Nyertsang wanted to seek advice from the Dalai Lama in Lhasa. “What Government? The Chinese army has invaded Tibet,” Major Khathing interjected. “Have you ever heard of Col Younghusband?” Allen asked Nyertsang. “There is a treaty with the Government of Tibet, and as per that treaty the area south of the McMahon Line is in India, not Tibet. Tawang is part of India. Since India is a Republic now, you really have no business here,” Allen said.
Because of his awkwardness in sitting on the cushions placed on the ground and because his pistol butt was poking his hip, Major Allen suddenly took out his Smith & Wesson pistol and placed it on the ground in front of him. Nyertsang’s visage fell immediately; he deflated like an air pillow. Major Allen took out the parchment from his map case and the treaty accepting sovereignty of India was signed by Nyertsang without much ado. Major Khathing signed the treaty on behalf of the Republic of India. As a token of appreciation, a nazrana of Rs 1,000 was paid to Nyertsang.
Major Allen renamed the kingdom the North East Frontier Agency. Major Khathing appointed Allen as a Lieutenant Governor, accountable to the Governor of Assam, to administer the area till the Government of India could send its representative.
Rebuke As Reward
Once the expedition was over, Major Khathing had a final task to do — to go back to the Governor and inform him that he had carried out his duty without firing a shot (except for the fireworks to create the ‘Voice of God’). So, he set out downhill to Tezpur with a small retinue, leaving the expeditionary force in charge of Major Allen. The Governor sent a Dakota to pick him up from Tezpur and they flew to Delhi to see Jawaharlal Nehru.
It took Nehru another four years of tough negotiations with Zhou En-Lai to come to terms and sign an eight-year agreement over Tibet and form the first Sino-Indian pact.
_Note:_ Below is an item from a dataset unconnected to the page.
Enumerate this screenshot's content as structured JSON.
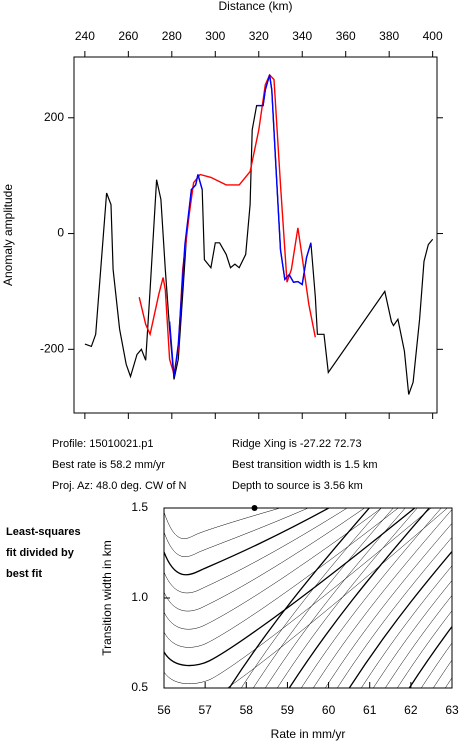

In April 1954, after the pact, the Government announced its sovereignty over NEFA and appointed an Indian overseer team to replace Major Allen.
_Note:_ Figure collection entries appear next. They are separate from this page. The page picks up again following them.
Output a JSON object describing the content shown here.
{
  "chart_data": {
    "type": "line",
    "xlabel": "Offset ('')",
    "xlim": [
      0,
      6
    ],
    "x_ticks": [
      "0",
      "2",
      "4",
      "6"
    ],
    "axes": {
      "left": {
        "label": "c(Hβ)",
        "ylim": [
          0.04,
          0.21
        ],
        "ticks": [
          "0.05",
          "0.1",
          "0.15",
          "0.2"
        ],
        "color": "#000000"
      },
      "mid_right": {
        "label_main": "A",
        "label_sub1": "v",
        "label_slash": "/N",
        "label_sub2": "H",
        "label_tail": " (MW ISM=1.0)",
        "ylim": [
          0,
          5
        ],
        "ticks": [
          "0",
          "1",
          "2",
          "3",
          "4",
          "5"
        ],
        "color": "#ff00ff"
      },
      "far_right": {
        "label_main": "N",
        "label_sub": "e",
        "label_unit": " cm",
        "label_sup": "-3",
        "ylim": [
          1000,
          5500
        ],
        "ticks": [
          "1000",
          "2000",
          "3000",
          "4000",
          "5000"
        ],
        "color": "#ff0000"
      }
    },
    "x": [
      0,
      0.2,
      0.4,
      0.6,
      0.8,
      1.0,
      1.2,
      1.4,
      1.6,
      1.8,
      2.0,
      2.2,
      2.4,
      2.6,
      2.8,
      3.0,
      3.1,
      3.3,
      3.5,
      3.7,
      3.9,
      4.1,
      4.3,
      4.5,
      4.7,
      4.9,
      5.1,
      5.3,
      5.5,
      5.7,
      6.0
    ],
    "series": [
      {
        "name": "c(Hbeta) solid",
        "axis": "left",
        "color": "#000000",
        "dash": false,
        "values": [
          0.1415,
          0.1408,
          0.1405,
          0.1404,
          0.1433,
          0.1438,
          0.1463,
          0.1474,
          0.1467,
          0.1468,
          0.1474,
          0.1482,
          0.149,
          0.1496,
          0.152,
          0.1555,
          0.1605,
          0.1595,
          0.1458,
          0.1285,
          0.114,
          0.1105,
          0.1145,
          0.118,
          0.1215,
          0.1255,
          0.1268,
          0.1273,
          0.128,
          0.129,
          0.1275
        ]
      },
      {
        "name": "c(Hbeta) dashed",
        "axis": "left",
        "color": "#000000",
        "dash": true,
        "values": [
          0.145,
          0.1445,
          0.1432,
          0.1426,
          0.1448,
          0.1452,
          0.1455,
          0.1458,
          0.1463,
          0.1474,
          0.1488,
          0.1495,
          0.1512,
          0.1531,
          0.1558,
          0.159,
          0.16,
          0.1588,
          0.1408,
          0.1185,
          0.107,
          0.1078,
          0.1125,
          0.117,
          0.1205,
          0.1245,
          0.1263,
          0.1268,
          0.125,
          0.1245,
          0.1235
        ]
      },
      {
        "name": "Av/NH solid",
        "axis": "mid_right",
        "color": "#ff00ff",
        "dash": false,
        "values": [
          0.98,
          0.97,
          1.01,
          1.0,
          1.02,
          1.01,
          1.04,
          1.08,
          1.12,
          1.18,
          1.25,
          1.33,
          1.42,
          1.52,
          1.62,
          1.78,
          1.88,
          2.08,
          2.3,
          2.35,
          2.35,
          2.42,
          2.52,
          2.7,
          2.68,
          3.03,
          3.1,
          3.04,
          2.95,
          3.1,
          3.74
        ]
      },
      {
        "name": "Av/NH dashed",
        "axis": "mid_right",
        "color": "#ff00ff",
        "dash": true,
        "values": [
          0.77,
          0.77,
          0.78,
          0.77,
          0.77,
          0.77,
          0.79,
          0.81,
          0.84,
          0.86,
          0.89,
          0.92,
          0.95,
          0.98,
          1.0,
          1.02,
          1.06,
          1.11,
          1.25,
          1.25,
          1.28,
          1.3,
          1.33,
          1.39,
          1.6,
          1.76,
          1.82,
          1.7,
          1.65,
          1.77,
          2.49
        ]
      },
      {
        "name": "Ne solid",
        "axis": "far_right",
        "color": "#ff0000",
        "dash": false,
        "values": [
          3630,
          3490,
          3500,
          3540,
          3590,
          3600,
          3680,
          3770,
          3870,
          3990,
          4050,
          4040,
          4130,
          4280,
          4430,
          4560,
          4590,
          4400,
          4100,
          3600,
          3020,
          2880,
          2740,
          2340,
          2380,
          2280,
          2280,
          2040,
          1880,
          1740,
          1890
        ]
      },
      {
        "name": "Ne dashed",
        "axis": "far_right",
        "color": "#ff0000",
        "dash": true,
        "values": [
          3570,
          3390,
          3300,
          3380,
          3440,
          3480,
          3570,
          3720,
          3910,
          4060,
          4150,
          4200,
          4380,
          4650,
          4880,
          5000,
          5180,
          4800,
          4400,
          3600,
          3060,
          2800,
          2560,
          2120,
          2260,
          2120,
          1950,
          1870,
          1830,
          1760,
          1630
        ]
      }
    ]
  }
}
The country acknowledges Arunachal Pradesh as an integral part of India. Major Khathing went back to IFAS to serve the Union of India in consolidating its position in the North-East in different capacities and his contributions were also acknowledged with a Padma Shri. The Government, however, is still to de-classify his valorous deeds in Tawang. As for Daulatram, he served as Governor of Assam till 1956 and was thereafter nominated to the Rajya Sabha.